In the shift, I've also seen occasional moments of white-hot surge pricing on Uber rides in my area, some of the highest of the year. I also haven't hit on any of them, and no one's tipped, so I'm running late in the shift and short on the money target.
I arrive at the pick up point for my final ride of the Lyft streak. Now that I'm here, Lyft lets me know where I'm going, and it's to a remote location in a neighboring state. I won't be getting any rides once I am there. Making matters worse is that the passenger's rating from previous drivers is suspiciously low, the pick up is in a dicey area to wait around in, and they aren't at the pick up location when I get there. Lyft will now start a 5-minute clock that compensates the driver at a rate of less than $8 an hour. Meanwhile, Uber is offering me a monster surge price at my present location, with rider destination information at the ready, provided I'm able to start taking rides on the other platform.
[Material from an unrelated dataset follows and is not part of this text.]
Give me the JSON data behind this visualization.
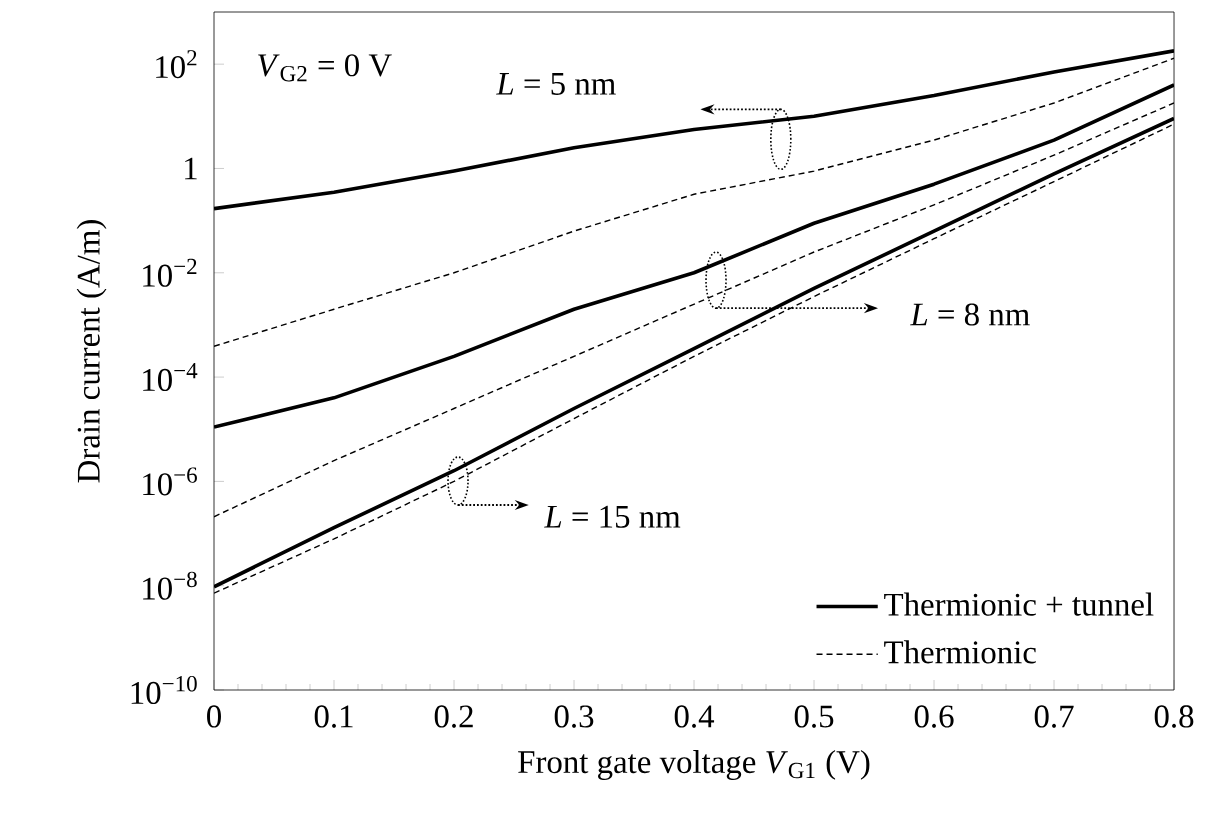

So the nature of rideshare is this:
> I'm not an employee of any platform. I'm a third-party contractor. So long as my numbers are good enough (and they are), canceling a passenger's ride does not harm me in the slightest.
> Taking this ride will cost me money, as well as time and opportunity in a surge zone, since you often can do more than one before the surge fades. By the time that I get back from dropping this passenger off, it will be too late in the evening for a likely surge price to still be in effect.
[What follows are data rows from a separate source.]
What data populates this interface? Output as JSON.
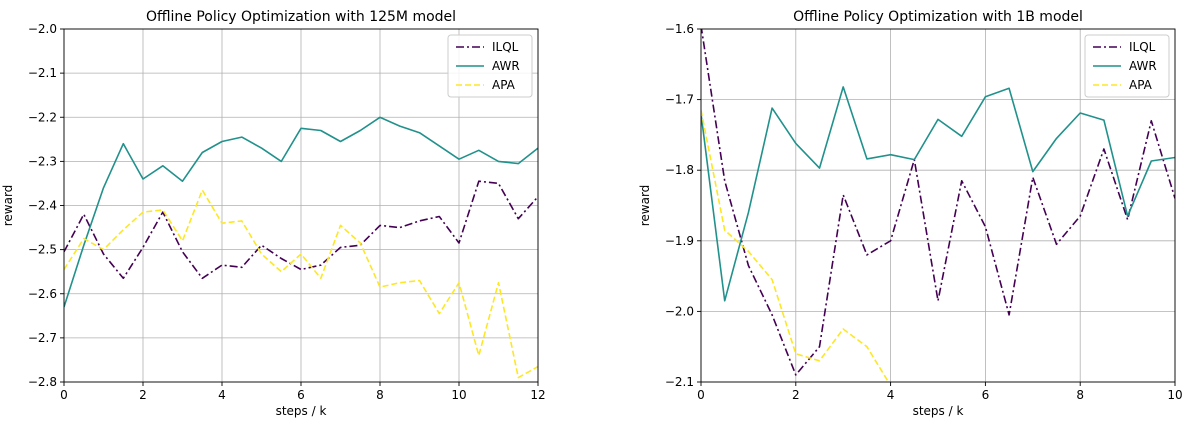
{
  "chart_data": [
    {
      "type": "line",
      "title": "Offline Policy Optimization with 125M model",
      "xlabel": "steps / k",
      "ylabel": "reward",
      "xlim": [
        0,
        12
      ],
      "ylim": [
        -2.8,
        -2.0
      ],
      "xticks": [
        0,
        2,
        4,
        6,
        8,
        10,
        12
      ],
      "yticks": [
        -2.8,
        -2.7,
        -2.6,
        -2.5,
        -2.4,
        -2.3,
        -2.2,
        -2.1,
        -2.0
      ],
      "grid": true,
      "legend": "top-right",
      "series": [
        {
          "name": "ILQL",
          "color": "#440154",
          "dash": "dashdot",
          "x": [
            0,
            0.5,
            1,
            1.5,
            2,
            2.5,
            3,
            3.5,
            4,
            4.5,
            5,
            5.5,
            6,
            6.5,
            7,
            7.5,
            8,
            8.5,
            9,
            9.5,
            10,
            10.5,
            11,
            11.5,
            12
          ],
          "y": [
            -2.505,
            -2.42,
            -2.51,
            -2.565,
            -2.495,
            -2.415,
            -2.505,
            -2.565,
            -2.535,
            -2.54,
            -2.49,
            -2.52,
            -2.545,
            -2.535,
            -2.495,
            -2.49,
            -2.445,
            -2.45,
            -2.435,
            -2.425,
            -2.485,
            -2.345,
            -2.35,
            -2.43,
            -2.38
          ]
        },
        {
          "name": "AWR",
          "color": "#21918c",
          "dash": "solid",
          "x": [
            0,
            0.5,
            1,
            1.5,
            2,
            2.5,
            3,
            3.5,
            4,
            4.5,
            5,
            5.5,
            6,
            6.5,
            7,
            7.5,
            8,
            8.5,
            9,
            9.5,
            10,
            10.5,
            11,
            11.5,
            12
          ],
          "y": [
            -2.63,
            -2.49,
            -2.36,
            -2.26,
            -2.34,
            -2.31,
            -2.345,
            -2.28,
            -2.255,
            -2.245,
            -2.27,
            -2.3,
            -2.225,
            -2.23,
            -2.255,
            -2.23,
            -2.2,
            -2.22,
            -2.235,
            -2.265,
            -2.295,
            -2.275,
            -2.3,
            -2.305,
            -2.27
          ]
        },
        {
          "name": "APA",
          "color": "#fde725",
          "dash": "dashed",
          "x": [
            0,
            0.5,
            1,
            1.5,
            2,
            2.5,
            3,
            3.5,
            4,
            4.5,
            5,
            5.5,
            6,
            6.5,
            7,
            7.5,
            8,
            8.5,
            9,
            9.5,
            10,
            10.5,
            11,
            11.5,
            12
          ],
          "y": [
            -2.545,
            -2.475,
            -2.5,
            -2.455,
            -2.415,
            -2.41,
            -2.48,
            -2.365,
            -2.44,
            -2.435,
            -2.51,
            -2.55,
            -2.51,
            -2.565,
            -2.445,
            -2.485,
            -2.585,
            -2.575,
            -2.57,
            -2.645,
            -2.575,
            -2.74,
            -2.575,
            -2.79,
            -2.765
          ]
        }
      ]
    },
    {
      "type": "line",
      "title": "Offline Policy Optimization with 1B model",
      "xlabel": "steps / k",
      "ylabel": "reward",
      "xlim": [
        0,
        10
      ],
      "ylim": [
        -2.1,
        -1.6
      ],
      "xticks": [
        0,
        2,
        4,
        6,
        8,
        10
      ],
      "yticks": [
        -2.1,
        -2.0,
        -1.9,
        -1.8,
        -1.7,
        -1.6
      ],
      "grid": true,
      "legend": "top-right",
      "series": [
        {
          "name": "ILQL",
          "color": "#440154",
          "dash": "dashdot",
          "x": [
            0,
            0.5,
            1,
            1.5,
            2,
            2.5,
            3,
            3.5,
            4,
            4.5,
            5,
            5.5,
            6,
            6.5,
            7,
            7.5,
            8,
            8.5,
            9,
            9.5,
            10
          ],
          "y": [
            -1.595,
            -1.815,
            -1.935,
            -2.005,
            -2.09,
            -2.05,
            -1.835,
            -1.92,
            -1.9,
            -1.785,
            -1.985,
            -1.815,
            -1.88,
            -2.005,
            -1.81,
            -1.905,
            -1.865,
            -1.77,
            -1.87,
            -1.73,
            -1.84
          ]
        },
        {
          "name": "AWR",
          "color": "#21918c",
          "dash": "solid",
          "x": [
            0,
            0.5,
            1,
            1.5,
            2,
            2.5,
            3,
            3.5,
            4,
            4.5,
            5,
            5.5,
            6,
            6.5,
            7,
            7.5,
            8,
            8.5,
            9,
            9.5,
            10
          ],
          "y": [
            -1.72,
            -1.985,
            -1.86,
            -1.712,
            -1.762,
            -1.797,
            -1.682,
            -1.784,
            -1.778,
            -1.785,
            -1.728,
            -1.752,
            -1.696,
            -1.684,
            -1.802,
            -1.755,
            -1.719,
            -1.729,
            -1.865,
            -1.787,
            -1.782
          ]
        },
        {
          "name": "APA",
          "color": "#fde725",
          "dash": "dashed",
          "x": [
            0,
            0.5,
            1,
            1.5,
            2,
            2.5,
            3,
            3.5,
            4
          ],
          "y": [
            -1.715,
            -1.885,
            -1.915,
            -1.955,
            -2.06,
            -2.07,
            -2.025,
            -2.05,
            -2.105
          ]
        }
      ]
    }
  ]
}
> The surge price in question will be over an hour of my likely wages, and my income is entirely fluid. It's also necessary for me at this time to stay ahead of my bills.
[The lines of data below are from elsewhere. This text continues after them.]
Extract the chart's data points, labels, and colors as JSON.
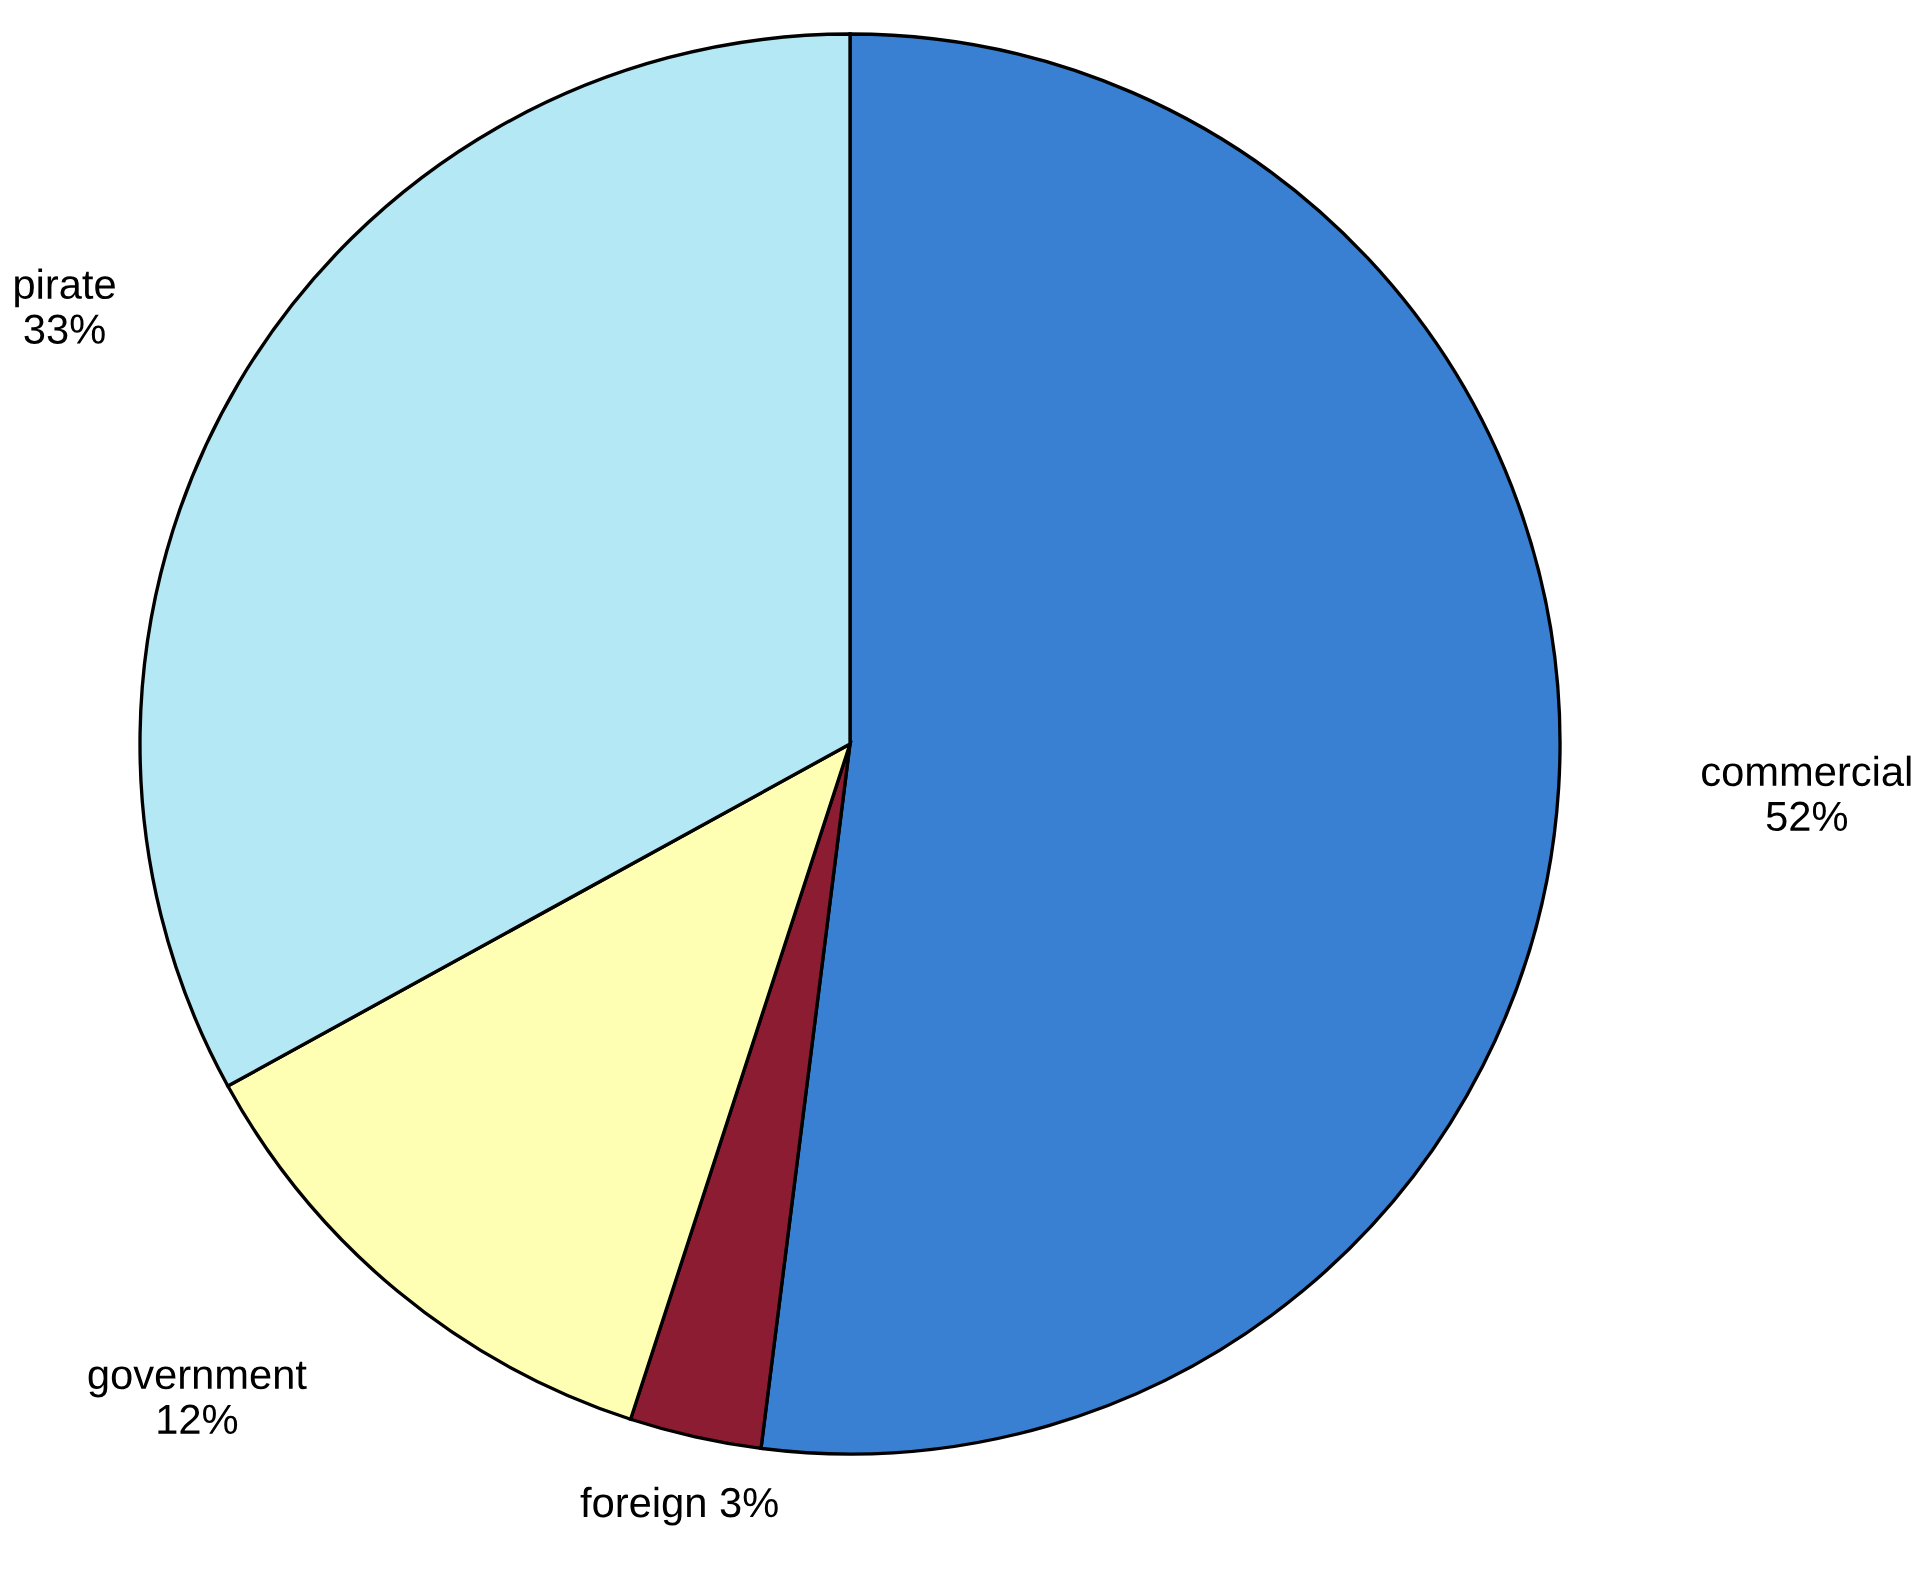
{
  "chart_data": {
    "type": "pie",
    "categories": [
      "commercial",
      "foreign",
      "government",
      "pirate"
    ],
    "values": [
      52,
      3,
      12,
      33
    ],
    "value_labels": [
      "52%",
      "3%",
      "12%",
      "33%"
    ],
    "colors": [
      "#3a80d2",
      "#8c1c32",
      "#ffffb4",
      "#b4e8f4"
    ]
  }
}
> Passengers can and do cancel on drivers all the time. It's also not as if the app gives the passenger the ability to go back and review which drivers have canceled on them.
> This isn't a long-term business for anyone, really. Eventually, the cars will drive themselves and drivers will not have this opportunity. Platforms routinely grind drivers over nickels and dimes, and the vast majority of passengers do not tip.
There is no benefit to the driver in this scenario to stay and wait. There is every benefit to the driver to cancel on the passenger.
So, did I cancel my passenger, log out of Lyft and save my shift, or did I wait it out and take the lesser fare?
I'll leave that to the reader to decide.
But if your driver cancels on you?
It's a lot more understandable now, yes?